A random variable \( X \) takes the values 0, 1, 2. Its mean is 1.2. If \( P(X = 0) = 0.3 \), then \( P(X = 1) = \)

• A. 0.1
• B. 0.5
• C. 0.2
• D. 0.4

Hint:

To find the probability of a value in a discrete random variable, use the formula for the mean and solve for the unknown probability.

Answer 1

The Correct Option is C

Step 1: Use the formula for the mean.
The mean \( \mu \) of a discrete random variable is given by: \[ \mu = \sum_{i} x_i P(X = x_i), \] where \( x_i \) are the possible values of the random variable and \( P(X = x_i) \) are the corresponding probabilities.

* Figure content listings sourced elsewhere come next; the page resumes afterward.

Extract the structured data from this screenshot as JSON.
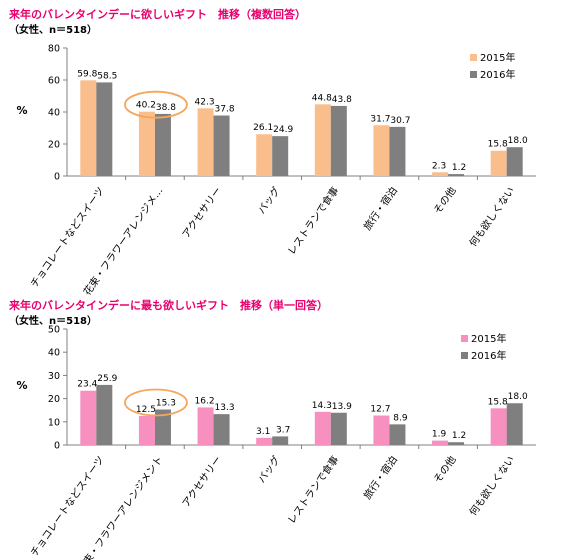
{
  "charts": [
    {
      "title": "来年のバレンタインデーに欲しいギフト　推移（複数回答）",
      "subtitle": "（女性、n＝518）"
    },
    {
      "title": "来年のバレンタインデーに最も欲しいギフト　推移（単一回答）",
      "subtitle": "（女性、n＝518）"
    }
  ],
  "colors": {
    "title": "#e8006e",
    "chart1_2015": "#f9be8c",
    "chart2_2015": "#f78fbf",
    "series_2016": "#7f7f7f",
    "highlight_oval": "#f6a55a"
  },
  "chart_data": [
    {
      "type": "bar",
      "title": "来年のバレンタインデーに欲しいギフト　推移（複数回答）",
      "subtitle": "（女性、n＝518）",
      "ylabel": "%",
      "ylim": [
        0,
        80
      ],
      "yticks": [
        0,
        20,
        40,
        60,
        80
      ],
      "grid": false,
      "legend_position": "top-right",
      "categories": [
        "チョコレートなどスイーツ",
        "花束・フラワーアレンジメ…",
        "アクセサリー",
        "バッグ",
        "レストランで食事",
        "旅行・宿泊",
        "その他",
        "何も欲しくない"
      ],
      "series": [
        {
          "name": "2015年",
          "color": "#f9be8c",
          "values": [
            59.8,
            40.2,
            42.3,
            26.1,
            44.8,
            31.7,
            2.3,
            15.8
          ]
        },
        {
          "name": "2016年",
          "color": "#7f7f7f",
          "values": [
            58.5,
            38.8,
            37.8,
            24.9,
            43.8,
            30.7,
            1.2,
            18.0
          ]
        }
      ],
      "highlighted_category": "花束・フラワーアレンジメ…"
    },
    {
      "type": "bar",
      "title": "来年のバレンタインデーに最も欲しいギフト　推移（単一回答）",
      "subtitle": "（女性、n＝518）",
      "ylabel": "%",
      "ylim": [
        0,
        50
      ],
      "yticks": [
        0,
        10,
        20,
        30,
        40,
        50
      ],
      "grid": false,
      "legend_position": "top-right",
      "categories": [
        "チョコレートなどスイーツ",
        "花束・フラワーアレンジメント",
        "アクセサリー",
        "バッグ",
        "レストランで食事",
        "旅行・宿泊",
        "その他",
        "何も欲しくない"
      ],
      "series": [
        {
          "name": "2015年",
          "color": "#f78fbf",
          "values": [
            23.4,
            12.5,
            16.2,
            3.1,
            14.3,
            12.7,
            1.9,
            15.8
          ]
        },
        {
          "name": "2016年",
          "color": "#7f7f7f",
          "values": [
            25.9,
            15.3,
            13.3,
            3.7,
            13.9,
            8.9,
            1.2,
            18.0
          ]
        }
      ],
      "highlighted_category": "花束・フラワーアレンジメント"
    }
  ]
}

We are given that the mean is 1.2, so: \[ 1.2 = 0 \times P(X = 0) + 1 \times P(X = 1) + 2 \times P(X = 2). \]
Step 2: Set up the equation.
We are also given that \( P(X = 0) = 0.3 \). Let \( P(X = 1) = p \) and \( P(X = 2) = 1 - 0.3 - p = 0.7 - p \). Substituting these into the equation for the mean, we get: \[ 1.2 = 1 \times p + 2 \times (0.7 - p). \] Simplifying: \[ 1.2 = p + 1.4 - 2p. \] Solving for \( p \), we get: \[ 1.2 - 1.4 = -p \quad \Rightarrow \quad p = 0.2. \]
Step 3: Conclusion.
Thus, \( P(X = 1) = 0.2 \), making option (C) the correct answer.